If you have a son, nephew, or a close friend in this age group, all they have to do is ask their pediatrician if they received the full HPV vaccine series when they were boys.
How You Can Help Educate
HPVANDME’s audience includes many advocates for HPV cancer prevention. In a sense, this blog is “preaching to the choir”; however, you can help by sharing it with those who don’t realize that there is a vaccine that helps prevent six HPV cancers: oropharyngeal (oral, throat, base of tongue); cervical; anal, vulvar; penile, and vaginal.
HPV vaccination helps prevent over 90% of cancers caused by HPV.
We must continue to educate those who don’t know this.
What’s Next
Routine childhood vaccinations decreased as a result of the COVID-19 pandemic. HPV vaccination rates also declined. HR-1550 remains an encouraging possibility that more will be educated about the safety and efficacy of the HPV vaccine.
The CDC already provides a wealth of information about HPV infection, the HPV vaccine, and HPV cancer prevention. A new national public awareness campaign must do more.
$25M dollars sounds like a lot of money; however over a five-year fiscal period, it still falls short at $5M annually. Think expensive media buys and unavoidable administrative costs.
Even so, the payoff may be huge.
“Ben Franklin said, ‘An ounce of prevention is worth a pound of cure.’
If we actually eliminate six types of cancer, I think that’s worth more than an ounce to a pound,” says DeMuro. “That’s hundreds of thousands of people not getting cancer and hundreds of millions of dollars of cancer care that we (the system) are not going to be paying for.”
Take Action
Funding for H.R. 1550 will only become a reality if Rep.
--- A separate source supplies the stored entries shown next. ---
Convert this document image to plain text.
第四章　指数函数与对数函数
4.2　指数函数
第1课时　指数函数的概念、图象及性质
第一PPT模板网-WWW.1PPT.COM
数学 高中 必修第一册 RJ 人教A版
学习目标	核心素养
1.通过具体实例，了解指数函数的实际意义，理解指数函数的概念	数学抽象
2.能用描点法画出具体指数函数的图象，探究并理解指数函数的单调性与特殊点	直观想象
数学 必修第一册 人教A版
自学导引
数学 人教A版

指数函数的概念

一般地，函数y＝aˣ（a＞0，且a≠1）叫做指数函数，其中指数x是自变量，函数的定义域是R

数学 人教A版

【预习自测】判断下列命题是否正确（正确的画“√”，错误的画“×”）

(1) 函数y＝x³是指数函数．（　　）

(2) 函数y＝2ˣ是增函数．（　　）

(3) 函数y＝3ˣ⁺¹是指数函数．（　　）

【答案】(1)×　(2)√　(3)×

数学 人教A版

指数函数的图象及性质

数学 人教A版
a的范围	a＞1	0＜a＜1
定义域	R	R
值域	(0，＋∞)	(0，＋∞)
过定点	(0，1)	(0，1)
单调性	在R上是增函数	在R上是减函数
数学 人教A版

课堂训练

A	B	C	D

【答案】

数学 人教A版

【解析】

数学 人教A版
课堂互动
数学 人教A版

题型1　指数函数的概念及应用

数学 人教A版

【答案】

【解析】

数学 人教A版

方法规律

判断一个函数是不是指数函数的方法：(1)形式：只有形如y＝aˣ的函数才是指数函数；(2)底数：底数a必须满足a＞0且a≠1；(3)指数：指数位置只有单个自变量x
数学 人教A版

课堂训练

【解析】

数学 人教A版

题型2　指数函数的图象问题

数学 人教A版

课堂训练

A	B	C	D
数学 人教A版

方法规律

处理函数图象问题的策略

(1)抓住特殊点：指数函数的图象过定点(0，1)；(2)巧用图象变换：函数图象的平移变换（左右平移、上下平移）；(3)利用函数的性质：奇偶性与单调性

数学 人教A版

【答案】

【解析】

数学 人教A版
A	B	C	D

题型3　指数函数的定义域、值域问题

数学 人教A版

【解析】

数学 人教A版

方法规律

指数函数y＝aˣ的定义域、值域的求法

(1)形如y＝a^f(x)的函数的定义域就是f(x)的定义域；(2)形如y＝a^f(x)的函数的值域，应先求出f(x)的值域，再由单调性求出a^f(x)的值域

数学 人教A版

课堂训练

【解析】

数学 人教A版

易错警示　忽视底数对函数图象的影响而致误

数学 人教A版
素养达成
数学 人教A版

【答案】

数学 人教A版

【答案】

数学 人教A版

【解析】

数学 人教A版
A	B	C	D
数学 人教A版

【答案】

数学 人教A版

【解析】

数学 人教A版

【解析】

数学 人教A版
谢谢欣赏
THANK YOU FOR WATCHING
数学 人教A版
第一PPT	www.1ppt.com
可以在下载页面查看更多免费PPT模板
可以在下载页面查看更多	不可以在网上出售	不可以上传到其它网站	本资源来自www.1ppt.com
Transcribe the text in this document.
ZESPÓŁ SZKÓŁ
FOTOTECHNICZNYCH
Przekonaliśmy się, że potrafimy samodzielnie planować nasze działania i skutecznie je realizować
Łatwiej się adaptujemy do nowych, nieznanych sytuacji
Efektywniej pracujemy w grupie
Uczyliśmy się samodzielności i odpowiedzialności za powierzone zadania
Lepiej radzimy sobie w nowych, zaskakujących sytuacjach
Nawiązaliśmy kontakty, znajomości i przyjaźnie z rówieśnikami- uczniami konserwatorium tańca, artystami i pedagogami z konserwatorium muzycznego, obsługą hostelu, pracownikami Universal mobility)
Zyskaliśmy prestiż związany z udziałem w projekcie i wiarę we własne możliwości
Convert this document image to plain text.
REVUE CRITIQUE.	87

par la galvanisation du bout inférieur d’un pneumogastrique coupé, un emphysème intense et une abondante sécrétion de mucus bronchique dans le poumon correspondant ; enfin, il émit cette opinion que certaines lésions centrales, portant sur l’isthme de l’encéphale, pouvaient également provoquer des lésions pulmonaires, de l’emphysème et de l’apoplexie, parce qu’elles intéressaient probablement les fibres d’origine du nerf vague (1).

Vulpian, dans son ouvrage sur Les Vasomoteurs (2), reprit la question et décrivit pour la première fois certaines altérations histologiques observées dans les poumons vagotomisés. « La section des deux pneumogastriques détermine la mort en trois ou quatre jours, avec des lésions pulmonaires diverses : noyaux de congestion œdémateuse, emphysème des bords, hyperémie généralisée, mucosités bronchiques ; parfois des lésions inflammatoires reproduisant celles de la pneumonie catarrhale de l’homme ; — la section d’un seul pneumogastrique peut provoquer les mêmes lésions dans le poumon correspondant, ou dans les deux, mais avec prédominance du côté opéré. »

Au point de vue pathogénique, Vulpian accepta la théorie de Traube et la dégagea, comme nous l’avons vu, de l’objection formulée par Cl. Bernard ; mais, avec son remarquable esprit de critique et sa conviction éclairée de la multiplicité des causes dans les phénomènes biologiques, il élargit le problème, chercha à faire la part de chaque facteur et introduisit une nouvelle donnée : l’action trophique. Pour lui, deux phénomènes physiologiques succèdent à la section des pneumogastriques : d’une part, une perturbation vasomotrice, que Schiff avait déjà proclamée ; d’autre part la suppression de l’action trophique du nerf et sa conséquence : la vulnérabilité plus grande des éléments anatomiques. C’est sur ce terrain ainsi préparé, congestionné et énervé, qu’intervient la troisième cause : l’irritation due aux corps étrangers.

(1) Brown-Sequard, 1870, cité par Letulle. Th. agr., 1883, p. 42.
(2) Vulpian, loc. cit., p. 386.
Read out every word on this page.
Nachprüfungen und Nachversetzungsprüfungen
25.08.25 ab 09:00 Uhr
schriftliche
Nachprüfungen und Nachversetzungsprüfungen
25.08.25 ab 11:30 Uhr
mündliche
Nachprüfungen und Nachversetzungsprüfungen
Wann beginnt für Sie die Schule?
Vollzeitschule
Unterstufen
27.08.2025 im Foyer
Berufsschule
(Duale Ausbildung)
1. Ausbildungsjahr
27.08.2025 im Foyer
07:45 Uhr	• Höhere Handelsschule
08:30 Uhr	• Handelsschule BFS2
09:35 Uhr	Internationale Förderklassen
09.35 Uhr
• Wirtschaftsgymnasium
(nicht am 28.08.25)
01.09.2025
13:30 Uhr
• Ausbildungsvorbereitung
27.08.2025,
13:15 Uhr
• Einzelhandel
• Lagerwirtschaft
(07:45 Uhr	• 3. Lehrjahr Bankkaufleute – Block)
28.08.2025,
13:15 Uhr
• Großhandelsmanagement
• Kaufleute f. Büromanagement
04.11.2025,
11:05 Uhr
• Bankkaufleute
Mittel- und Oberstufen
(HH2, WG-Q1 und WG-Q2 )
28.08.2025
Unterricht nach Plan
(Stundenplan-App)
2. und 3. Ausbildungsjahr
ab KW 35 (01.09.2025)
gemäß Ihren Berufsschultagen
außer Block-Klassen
Castor can garner support in the Senate.
You can help by writing to your senators to support a companion bill to H.R. 1550. Let them know that this is a no-brainer.
HPV education will save lives. We have a vaccine that can help prevent six types of cancer and we need their support.
Send Your Ideas to HPVANDME
HPVANDME welcomes your input and ideas on how to improve education about HPV Vaccination and Cancer Prevention.
If the PREVENT HPV Cancers Act passes the senatorial hurdle and becomes funded, the work will just be beginning with many questions to answer, and strategies to develop.
What should the messaging be? Who is the target audience? How may we maximize this multi-million dollar campaign to be truly effective?
For example, we know that more pediatricians must include HPV vaccination in their patients’ standard childhood vaccine recommendations. It’s not about singling out the HPV vaccine.
“I hope some of the funds can be concentrated on providers,” says DeMuro. “Doctors just say it’s time for your tetanus shot. They don’t say it’s mandated. Pediatricians may simply say,’It’s time for these vaccinations.’ Then they may answer any questions.”
How do we prioritize public health for our future generations? If we can achieve HPV vaccination rates at 80% and above, HPV cancers may be virtually eliminated in a few generations.